Dosyada adı geçen M.A da celsede tanık olarak dinlendi. Öztürk ile aralarında bir ilişki olmasının mümkün olmayacağını belirten M.A, “Hasan Ozan iş yerine geldi, Fulya’yla arabada konuştuktan sonra ayrıldı. Bir süre sonra yeniden geldi. Benden çay istedi. Ardından imalat bölüme geçtiler. Bağrışma seslerini duydum ama karı-koca oldukları için yanlarına gitmek istemedim. O sırada müşteri ile ilgilenirken bir silah sesi duydum. Silah sesini duyar duymaz içeriye yöneldim. Kapıda sanık Hasan Ozan'ı gördüm. Sakinleştirmeye çalıştım. İçeride müşteriler de vardı ve tam bir kaos ortamı olmuştu. Müşterilere doğru döndüğümde ikinci kez silah sesi duydum. Sonrasında hızlıca iş yerinden uzaklaştı. İddia edildiği gibi Fulya ile aramda hiçbir şey yoktu. Aramızda duygusal bir ilişki olması mümkün değildir" diye konuştu.

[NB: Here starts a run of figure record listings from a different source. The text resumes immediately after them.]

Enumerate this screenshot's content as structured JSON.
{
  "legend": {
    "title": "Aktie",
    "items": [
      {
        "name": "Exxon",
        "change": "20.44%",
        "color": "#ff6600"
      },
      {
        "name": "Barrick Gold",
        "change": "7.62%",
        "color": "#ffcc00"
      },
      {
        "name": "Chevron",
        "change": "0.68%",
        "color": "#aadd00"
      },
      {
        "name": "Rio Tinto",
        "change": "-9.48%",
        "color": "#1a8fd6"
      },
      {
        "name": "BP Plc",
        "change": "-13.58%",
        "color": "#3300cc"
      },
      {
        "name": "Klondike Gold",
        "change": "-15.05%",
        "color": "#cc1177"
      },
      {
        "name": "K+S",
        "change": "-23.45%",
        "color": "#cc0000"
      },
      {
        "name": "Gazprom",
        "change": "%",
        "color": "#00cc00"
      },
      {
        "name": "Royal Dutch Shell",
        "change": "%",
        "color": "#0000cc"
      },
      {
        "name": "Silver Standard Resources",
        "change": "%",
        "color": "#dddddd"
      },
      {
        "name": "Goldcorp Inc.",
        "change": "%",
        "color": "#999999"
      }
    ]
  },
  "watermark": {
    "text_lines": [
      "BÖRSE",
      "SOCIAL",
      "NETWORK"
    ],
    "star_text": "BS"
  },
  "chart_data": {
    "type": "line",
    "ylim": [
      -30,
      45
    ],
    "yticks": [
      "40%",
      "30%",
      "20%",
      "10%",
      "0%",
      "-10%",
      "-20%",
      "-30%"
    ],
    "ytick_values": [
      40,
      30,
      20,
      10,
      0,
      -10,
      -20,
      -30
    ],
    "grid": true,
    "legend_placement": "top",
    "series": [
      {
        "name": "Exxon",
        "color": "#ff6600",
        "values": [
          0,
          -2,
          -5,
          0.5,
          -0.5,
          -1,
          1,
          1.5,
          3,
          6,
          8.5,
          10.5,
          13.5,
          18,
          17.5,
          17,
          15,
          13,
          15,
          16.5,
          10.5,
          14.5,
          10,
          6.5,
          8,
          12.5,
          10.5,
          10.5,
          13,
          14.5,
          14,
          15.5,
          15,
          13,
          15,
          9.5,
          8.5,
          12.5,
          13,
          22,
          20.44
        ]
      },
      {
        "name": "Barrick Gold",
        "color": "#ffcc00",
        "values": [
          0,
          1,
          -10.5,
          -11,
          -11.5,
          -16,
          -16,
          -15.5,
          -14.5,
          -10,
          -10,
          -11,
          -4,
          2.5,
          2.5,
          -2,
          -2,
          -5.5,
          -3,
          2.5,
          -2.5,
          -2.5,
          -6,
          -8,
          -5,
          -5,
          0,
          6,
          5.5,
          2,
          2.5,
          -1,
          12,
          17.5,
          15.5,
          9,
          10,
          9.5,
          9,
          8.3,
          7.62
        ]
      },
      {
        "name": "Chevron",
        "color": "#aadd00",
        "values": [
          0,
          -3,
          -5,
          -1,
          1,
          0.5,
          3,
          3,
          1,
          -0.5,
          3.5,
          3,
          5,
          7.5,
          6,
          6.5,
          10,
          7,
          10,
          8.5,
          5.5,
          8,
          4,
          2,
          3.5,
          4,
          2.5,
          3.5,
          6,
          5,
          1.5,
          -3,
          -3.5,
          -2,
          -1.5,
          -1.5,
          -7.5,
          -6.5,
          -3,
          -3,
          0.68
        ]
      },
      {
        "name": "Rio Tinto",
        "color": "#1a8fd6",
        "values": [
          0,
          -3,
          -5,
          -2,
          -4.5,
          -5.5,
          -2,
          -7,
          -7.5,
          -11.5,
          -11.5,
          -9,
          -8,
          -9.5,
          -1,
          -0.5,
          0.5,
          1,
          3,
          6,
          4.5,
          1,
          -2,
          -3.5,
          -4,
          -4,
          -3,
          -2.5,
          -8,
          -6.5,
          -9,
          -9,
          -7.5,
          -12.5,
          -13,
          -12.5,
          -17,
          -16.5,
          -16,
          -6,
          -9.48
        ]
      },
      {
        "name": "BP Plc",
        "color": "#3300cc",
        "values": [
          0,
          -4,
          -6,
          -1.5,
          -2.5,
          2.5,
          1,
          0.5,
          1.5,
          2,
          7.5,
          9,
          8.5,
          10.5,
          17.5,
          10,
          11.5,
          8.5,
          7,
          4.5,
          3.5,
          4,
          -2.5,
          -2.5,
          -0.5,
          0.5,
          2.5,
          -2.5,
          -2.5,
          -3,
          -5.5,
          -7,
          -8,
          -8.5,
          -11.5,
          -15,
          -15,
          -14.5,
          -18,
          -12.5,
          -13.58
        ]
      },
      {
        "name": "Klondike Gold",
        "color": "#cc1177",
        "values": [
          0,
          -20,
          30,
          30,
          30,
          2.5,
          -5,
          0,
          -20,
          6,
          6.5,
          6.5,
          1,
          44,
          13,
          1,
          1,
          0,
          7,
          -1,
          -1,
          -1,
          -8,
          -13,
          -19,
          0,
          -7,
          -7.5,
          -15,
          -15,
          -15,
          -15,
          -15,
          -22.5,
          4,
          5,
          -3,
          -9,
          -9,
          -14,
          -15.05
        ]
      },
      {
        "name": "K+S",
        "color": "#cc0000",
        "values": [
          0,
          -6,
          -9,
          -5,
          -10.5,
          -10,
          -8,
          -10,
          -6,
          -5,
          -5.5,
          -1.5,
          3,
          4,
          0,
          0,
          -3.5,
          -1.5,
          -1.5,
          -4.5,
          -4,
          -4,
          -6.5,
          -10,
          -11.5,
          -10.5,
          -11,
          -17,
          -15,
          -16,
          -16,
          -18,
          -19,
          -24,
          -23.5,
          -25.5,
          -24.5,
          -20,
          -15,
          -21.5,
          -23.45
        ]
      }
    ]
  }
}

Mahkeme heyeti, sanığın tutukluluk halinin devamına karar vererek, telefon kayıtlarına dair verilerin dökümünün yapılması amacıyla bilirkişi incelemesine ve dosyadaki eksikliklerin giderilmesine hükmederek, duruşmayı ileri bir tarihe erteledi.